Methods of assessment of genetic risks.
Blood tests for genetic screening. The cells in the blood are analyzed to detect the carrier position of the individual. This test can clarify if the individual carry a defective gene for the disease in question. If screening tests are positive associate are better served with genetic counseling. This will often inform them of the risk of transmission to offspring so that they can make an informed decision about further testing or treatments.
Embryo biopsy and DNA testing. One or two cells of a day 3-cleavage stage embryo is removed and its DNA analyzed for one or more specific mutation. The affected embryos are excluded from uterine substitute while healthy ones are used for move. Results are obtained in 1-2 days and healthy embryos are transferred to the uterus.
Because the amount of genetic material obtainable for testing is small these are considered screening not diagnostic methods. Prenatal diagnosis during the first or early second trimester of pregnancy is commonly recommended. This usually entails blood tests for the mother, amniocentesis or chorion villous sampling-CVS to test genetic material from the fetus.
Management of genetic risk during fertility treatment
Genetic abnormalities that does not require change in infertility treatment plan. If 1. Only one parent carry the genetic mutation and the other does not carry the mutation for an autosomal recessive disease (disease that require two abnormal copies to manifest) or 2. The associate do not wish to undergo any genetic tests or PGD or 3. prefer to perform these tests after establishing pregnancy, then the treatment plan does not need to be changed for a well informed associate.

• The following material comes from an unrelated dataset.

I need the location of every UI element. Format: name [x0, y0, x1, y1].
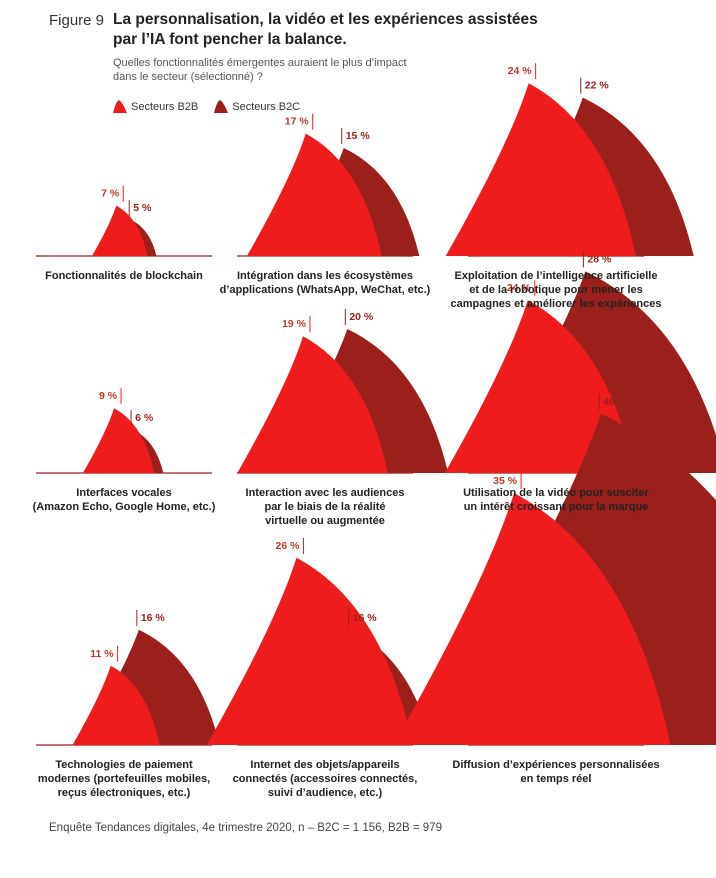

Genetic abnormalities requiring change of the infertility treatment plan. For associate carrying a genetic mutation with meaningful risk of transmission to children and desiring to avoid or minimize this risk, the plan need to be changed. Fertility treatment should be switched to IVF to allow for testing of the embryos. After ovarian stimulation, the eggs via polar body biopsy or the embryos via embryo biopsy are tested. When the results are obtained, healthy embryos are transferred to the uterus. In some genetic diseases that preferentially manifest in certain sex as in case of Hemophilia or Duchenne myopathy that affect boys more than girls, avoiding the disease can be achieved by transferring embryos of the opposite sex.
Routine evaluation of genetic risk starting with a thorough genetic and family history by a reproductive endocrinologist-infertility specialist or a genetic counselor can avoid transmission of genetic disease to future children and can contribute considerably to their health and well-being. Many ethical and social issues in addition entangle the application of genetic testing and PGD programs and were not discussed here. This a general overview and does not replace consultation with a qualified physician-counselor.